After the snowfall, we had clear skies and stunning wall-to-wall sunshine (which isn’t for very long in a northern hemisphere winter), but there was enough heat to quickly melt the snow and erase any trace it was ever there after 48 hours.
Now, at the end of February the weather couldn’t be any more different. We have actually sat outside in the sunshine, enjoying lunch on the patio while the sun shone and there is real heat in that sun now, despite it still being relatively low in the sky – sun hat definitely needed. The greenhouses need to be open as soon as they come out of shade and it’s triggering the plants to start budding up.
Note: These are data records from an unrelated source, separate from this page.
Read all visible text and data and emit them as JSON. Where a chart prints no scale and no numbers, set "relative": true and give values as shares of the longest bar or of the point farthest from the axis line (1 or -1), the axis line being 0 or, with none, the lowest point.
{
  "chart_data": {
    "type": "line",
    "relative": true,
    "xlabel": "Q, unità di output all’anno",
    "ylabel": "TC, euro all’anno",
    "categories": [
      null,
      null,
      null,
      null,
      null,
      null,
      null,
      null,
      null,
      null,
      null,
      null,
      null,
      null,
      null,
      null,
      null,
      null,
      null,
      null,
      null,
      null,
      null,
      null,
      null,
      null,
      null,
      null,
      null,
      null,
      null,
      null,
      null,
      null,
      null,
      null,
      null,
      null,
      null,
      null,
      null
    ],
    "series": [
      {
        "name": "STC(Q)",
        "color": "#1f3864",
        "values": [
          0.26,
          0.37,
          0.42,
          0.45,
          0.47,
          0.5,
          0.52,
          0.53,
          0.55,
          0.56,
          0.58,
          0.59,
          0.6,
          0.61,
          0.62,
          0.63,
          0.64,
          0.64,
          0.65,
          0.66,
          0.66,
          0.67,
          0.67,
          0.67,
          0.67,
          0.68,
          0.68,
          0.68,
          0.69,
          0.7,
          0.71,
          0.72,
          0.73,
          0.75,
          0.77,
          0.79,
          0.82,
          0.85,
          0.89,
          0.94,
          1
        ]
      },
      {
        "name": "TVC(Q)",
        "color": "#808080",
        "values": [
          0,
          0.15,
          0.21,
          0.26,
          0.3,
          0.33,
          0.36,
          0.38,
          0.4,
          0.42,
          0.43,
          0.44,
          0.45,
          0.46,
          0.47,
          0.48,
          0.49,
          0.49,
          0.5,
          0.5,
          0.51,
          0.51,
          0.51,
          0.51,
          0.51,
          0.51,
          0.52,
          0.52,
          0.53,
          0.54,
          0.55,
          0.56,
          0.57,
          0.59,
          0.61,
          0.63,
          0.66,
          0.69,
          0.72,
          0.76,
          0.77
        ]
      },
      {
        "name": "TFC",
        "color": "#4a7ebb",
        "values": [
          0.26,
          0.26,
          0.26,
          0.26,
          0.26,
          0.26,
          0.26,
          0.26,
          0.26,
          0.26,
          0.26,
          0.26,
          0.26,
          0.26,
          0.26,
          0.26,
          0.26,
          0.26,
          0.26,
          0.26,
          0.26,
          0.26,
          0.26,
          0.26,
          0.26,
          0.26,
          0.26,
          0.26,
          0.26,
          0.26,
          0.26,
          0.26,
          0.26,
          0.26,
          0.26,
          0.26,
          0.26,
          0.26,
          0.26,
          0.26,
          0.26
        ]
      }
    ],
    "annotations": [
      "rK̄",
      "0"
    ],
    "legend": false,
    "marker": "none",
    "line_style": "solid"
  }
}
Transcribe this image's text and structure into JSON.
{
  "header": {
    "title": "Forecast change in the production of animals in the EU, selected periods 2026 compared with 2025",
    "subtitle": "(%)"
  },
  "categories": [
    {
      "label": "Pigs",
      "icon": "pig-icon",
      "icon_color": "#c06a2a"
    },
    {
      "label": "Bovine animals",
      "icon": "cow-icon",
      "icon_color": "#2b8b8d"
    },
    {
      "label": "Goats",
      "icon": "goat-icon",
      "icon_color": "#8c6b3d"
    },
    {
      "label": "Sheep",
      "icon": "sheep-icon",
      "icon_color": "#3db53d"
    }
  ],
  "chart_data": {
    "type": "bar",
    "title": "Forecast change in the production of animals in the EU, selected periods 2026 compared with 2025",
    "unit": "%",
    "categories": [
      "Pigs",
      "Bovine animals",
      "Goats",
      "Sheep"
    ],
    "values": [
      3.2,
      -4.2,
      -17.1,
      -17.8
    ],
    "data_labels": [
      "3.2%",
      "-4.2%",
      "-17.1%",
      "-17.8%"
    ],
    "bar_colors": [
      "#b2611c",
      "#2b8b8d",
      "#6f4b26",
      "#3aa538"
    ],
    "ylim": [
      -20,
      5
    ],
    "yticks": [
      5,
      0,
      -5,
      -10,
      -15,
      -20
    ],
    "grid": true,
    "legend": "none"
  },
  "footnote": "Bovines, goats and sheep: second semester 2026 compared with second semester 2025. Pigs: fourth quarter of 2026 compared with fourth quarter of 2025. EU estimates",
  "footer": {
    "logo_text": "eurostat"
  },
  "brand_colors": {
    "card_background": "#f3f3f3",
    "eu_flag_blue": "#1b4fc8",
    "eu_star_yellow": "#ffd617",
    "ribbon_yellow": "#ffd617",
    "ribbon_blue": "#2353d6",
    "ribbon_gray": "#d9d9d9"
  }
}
We’ve even had the curry-leaf plant (the real, edible one) out!
I’m still far behind on winter jobs and the most urgent one at the moment is the rose pruning and hedge trimming. I also need to make up my mind about what I want to get done in the garden this year and plan accordingly, decide which areas I want to clear, which borders I want to dig, and so on. However, it all seems so far away and while the warm sun shines in what’s supposed to be Winter, my motivation to get on with the business of gardening melts away as quickly as the snow.